Senada dengan Nur Syam, pengamat pendidikan Darmaningtyas mengatakan, kekhasan pesantren harus dipertahankan. Ia mengaku tidak sepakat dengan upaya-upaya untuk menciptakan pesantren berstandar internasional atau ISO.

“Beberapa pesantren yang mempunyai kekhasan tertentu harus dipertahankan. Misalnya Pesantren Lirboyo khasnya apa, Sarang khasnya apa harus dipertahankan,” katanya.

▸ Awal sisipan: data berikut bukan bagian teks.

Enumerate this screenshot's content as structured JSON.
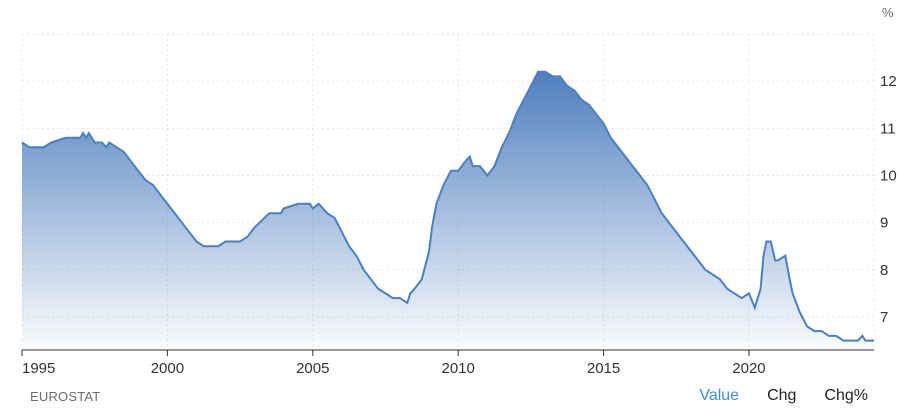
{
  "chart_data": {
    "type": "area",
    "unit": "%",
    "source": "EUROSTAT",
    "ylim": [
      6.3,
      13.0
    ],
    "xlim": [
      1995.0,
      2024.3
    ],
    "yticks": [
      7,
      8,
      9,
      10,
      11,
      12
    ],
    "xticks": [
      1995,
      2000,
      2005,
      2010,
      2015,
      2020
    ],
    "grid": true,
    "color": "#4a7fc1",
    "x": [
      1995.0,
      1995.25,
      1995.75,
      1996.0,
      1996.5,
      1997.0,
      1997.1,
      1997.2,
      1997.3,
      1997.5,
      1997.75,
      1997.9,
      1998.0,
      1998.25,
      1998.5,
      1998.75,
      1999.0,
      1999.25,
      1999.5,
      1999.75,
      2000.0,
      2000.25,
      2000.5,
      2000.75,
      2001.0,
      2001.25,
      2001.5,
      2001.75,
      2002.0,
      2002.5,
      2002.75,
      2003.0,
      2003.5,
      2003.9,
      2004.0,
      2004.5,
      2004.9,
      2005.0,
      2005.2,
      2005.5,
      2005.75,
      2006.0,
      2006.25,
      2006.5,
      2006.75,
      2007.0,
      2007.25,
      2007.5,
      2007.75,
      2008.0,
      2008.25,
      2008.35,
      2008.5,
      2008.75,
      2009.0,
      2009.1,
      2009.25,
      2009.5,
      2009.75,
      2010.0,
      2010.25,
      2010.4,
      2010.5,
      2010.75,
      2011.0,
      2011.25,
      2011.5,
      2011.75,
      2012.0,
      2012.25,
      2012.5,
      2012.75,
      2013.0,
      2013.25,
      2013.5,
      2013.75,
      2014.0,
      2014.25,
      2014.5,
      2014.75,
      2015.0,
      2015.25,
      2015.5,
      2015.75,
      2016.0,
      2016.25,
      2016.5,
      2016.75,
      2017.0,
      2017.25,
      2017.5,
      2017.75,
      2018.0,
      2018.25,
      2018.5,
      2018.75,
      2019.0,
      2019.25,
      2019.5,
      2019.75,
      2020.0,
      2020.2,
      2020.4,
      2020.5,
      2020.6,
      2020.75,
      2020.9,
      2021.0,
      2021.25,
      2021.4,
      2021.5,
      2021.75,
      2022.0,
      2022.25,
      2022.5,
      2022.75,
      2023.0,
      2023.25,
      2023.5,
      2023.75,
      2023.9,
      2024.0,
      2024.3
    ],
    "y": [
      10.7,
      10.6,
      10.6,
      10.7,
      10.8,
      10.8,
      10.9,
      10.8,
      10.9,
      10.7,
      10.7,
      10.6,
      10.7,
      10.6,
      10.5,
      10.3,
      10.1,
      9.9,
      9.8,
      9.6,
      9.4,
      9.2,
      9.0,
      8.8,
      8.6,
      8.5,
      8.5,
      8.5,
      8.6,
      8.6,
      8.7,
      8.9,
      9.2,
      9.2,
      9.3,
      9.4,
      9.4,
      9.3,
      9.4,
      9.2,
      9.1,
      8.8,
      8.5,
      8.3,
      8.0,
      7.8,
      7.6,
      7.5,
      7.4,
      7.4,
      7.3,
      7.5,
      7.6,
      7.8,
      8.4,
      8.9,
      9.4,
      9.8,
      10.1,
      10.1,
      10.3,
      10.4,
      10.2,
      10.2,
      10.0,
      10.2,
      10.6,
      10.9,
      11.3,
      11.6,
      11.9,
      12.2,
      12.2,
      12.1,
      12.1,
      11.9,
      11.8,
      11.6,
      11.5,
      11.3,
      11.1,
      10.8,
      10.6,
      10.4,
      10.2,
      10.0,
      9.8,
      9.5,
      9.2,
      9.0,
      8.8,
      8.6,
      8.4,
      8.2,
      8.0,
      7.9,
      7.8,
      7.6,
      7.5,
      7.4,
      7.5,
      7.2,
      7.6,
      8.3,
      8.6,
      8.6,
      8.2,
      8.2,
      8.3,
      7.8,
      7.5,
      7.1,
      6.8,
      6.7,
      6.7,
      6.6,
      6.6,
      6.5,
      6.5,
      6.5,
      6.6,
      6.5,
      6.5
    ]
  },
  "footer": {
    "source_label": "EUROSTAT",
    "tabs": [
      {
        "label": "Value",
        "active": true
      },
      {
        "label": "Chg",
        "active": false
      },
      {
        "label": "Chg%",
        "active": false
      }
    ]
  }
}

Ditambahkan, salah satu kekhasan lain dari pesantren adalah figur seorang kiai. “Ini yang hilang dari sistem pendidikan nasional,” ungkapnya.

Dalam kesempatan itu Ketua Umum PBNU KH Said Aqil Siroj bercerita, dahulu saat menghadapi berbagai problem berat, Soekarno selalu berkonsultasi kepada kiai. Jenderal Sudirman juga mendapatkan tongkat dari kiai.

Darmaningtyas berkomentar, “Saya malah baru mendengar cerita-cerita seperti ini. Ada sesuatu yang selama ini tidak terkomunikasikan,” katanya.

Diskusi yang dilenggarakan oleh Pengurus Pusat Lakpesdam NU itu juga dimaksudkan untuk membedah buku Ahmad Baso, Wakil Ketua PP Lakpesdam. Buku bertajuk “Pesantren Studies” rencanananya akan terbit beberapa jilid. Jilid pertama yang telah terbit membidik pesantren dari sisi jaringan pengetahuan dan karakter kebangsaannya.